A brief introduction to auto recycling, including the process of buying salvage vehicles by bidding online, and the value of salvage vehicles and parts.
The business of salvage vehicles and used parts is not new to me and it surprises me how foreign it is to the majority of people. All vehicle owners out there are aware of the possibility of loss of their vehicles due to various unforeseen situations, and a glimpse into the salvage industry will provide an overview of how this field works.
If you have been unfortunate enough to face the loss of a vehicle, be it by accident, theft, or repossession, then you will be familiar with the agencies involved; possibly the local police service, insurance companies and the lender. Your car is “written off” as a total loss and the insurance company cuts a check for the current book value. They quote the highest possible repair cost for damaged vehicles, including top labor rates and maximum pricing for parts. I know this because I have sold plenty of parts to the insurance industry. In some states and provinces stolen and recovered vehicles are automatically considered a total loss after a specified number of days, thereby resulting in the vehicles being recovered in fine condition at a later date, but still deemed as a total loss or salvage simply because the claim has already been paid.

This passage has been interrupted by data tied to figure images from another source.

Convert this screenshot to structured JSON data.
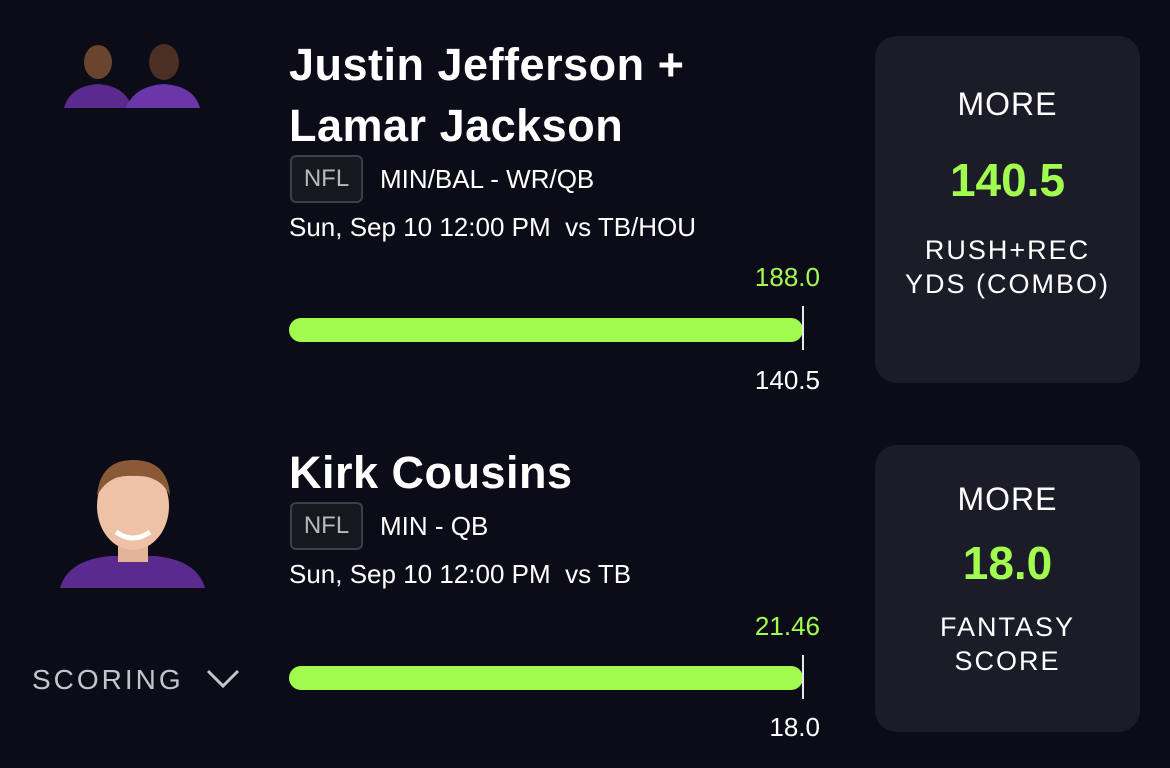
{
  "picks": [
    {
      "name": "Justin Jefferson + Lamar Jackson",
      "league": "NFL",
      "team_position": "MIN/BAL - WR/QB",
      "game": "Sun, Sep 10 12:00 PM  vs TB/HOU",
      "actual": "188.0",
      "line": "140.5",
      "card": {
        "pick": "MORE",
        "line": "140.5",
        "stat": "RUSH+REC YDS (COMBO)"
      }
    },
    {
      "name": "Kirk Cousins",
      "league": "NFL",
      "team_position": "MIN - QB",
      "game": "Sun, Sep 10 12:00 PM  vs TB",
      "actual": "21.46",
      "line": "18.0",
      "card": {
        "pick": "MORE",
        "line": "18.0",
        "stat": "FANTASY SCORE"
      }
    }
  ],
  "scoring": "SCORING"
}
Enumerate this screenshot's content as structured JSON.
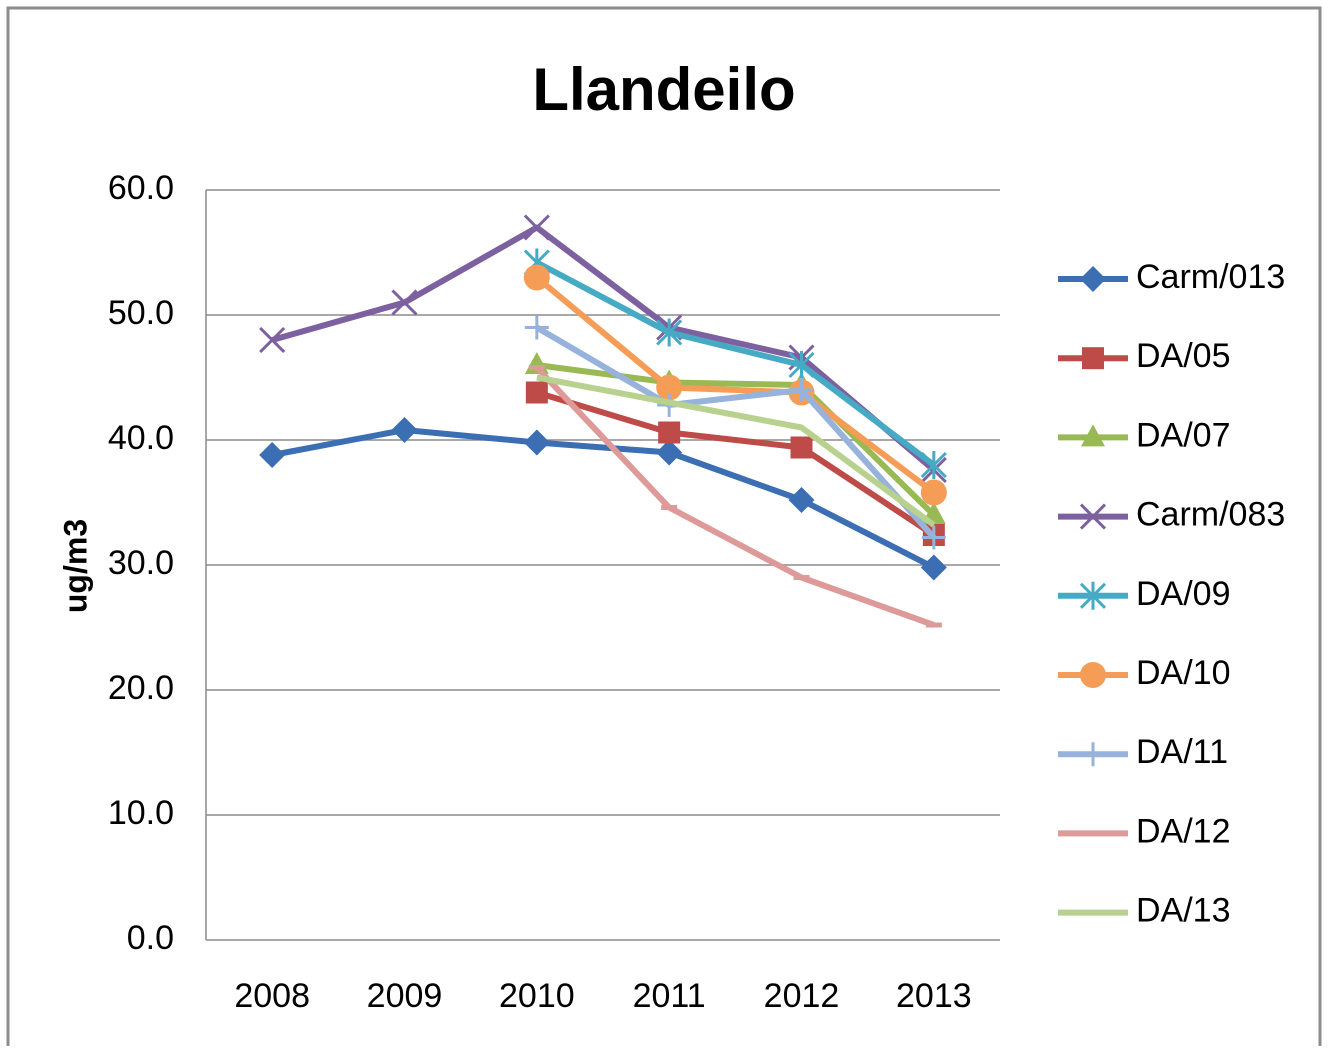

This is where we in the salvage auto industry come into the picture. Auto salvage has been going on for over a century and is arguably one of the oldest forms of recycling. The process involves procuring vehicles from insurance companies, typically via auction, through agencies such as Dashub.com. Until recently such websites were available exclusively to those with registered vehicle dealership licenses, however, there has been a shift towards allowing everyday consumers to register and bid online on salvage vehicles. For example, anyone interested, anywhere in the world, can view and bid, risk-free, on these 2015 Mercedes-Benz C-300's.
In the salvage vehicle industry, after the auction sale has closed on a particular vehicle, the winner or the highest bidder is notified and the vehicle(s) is then brought to the yard to be inventoried and cataloged. A sophisticated parts management system is used by most salvage yard businesses, with the Hollander collection being one of the most popular systems throughout North America. Vehicles are tagged either as 'resale' or 'parts only' and inventoried as such. Consumers can view this inventory at MyPartsShop.com. You can also find listings in their local areas by checking the Yellow Pages, under headings such as auto salvage, used parts, auto body repair, auto recyclers, and towing. This way, vehicles that are considered scrap are turned to reusable products thereby reducing wastage and dumping.
This is a very brief overview of the process of auto recycling from the perspective of the auto recycling industry. It is an exciting and available option that you should consider when shopping for your next replacement part or even “new-to-you” vehicle. 'Environmentally and economically conscience' are not words often associated with auto repair or purchase, but the vehicle salvage industry really offers both!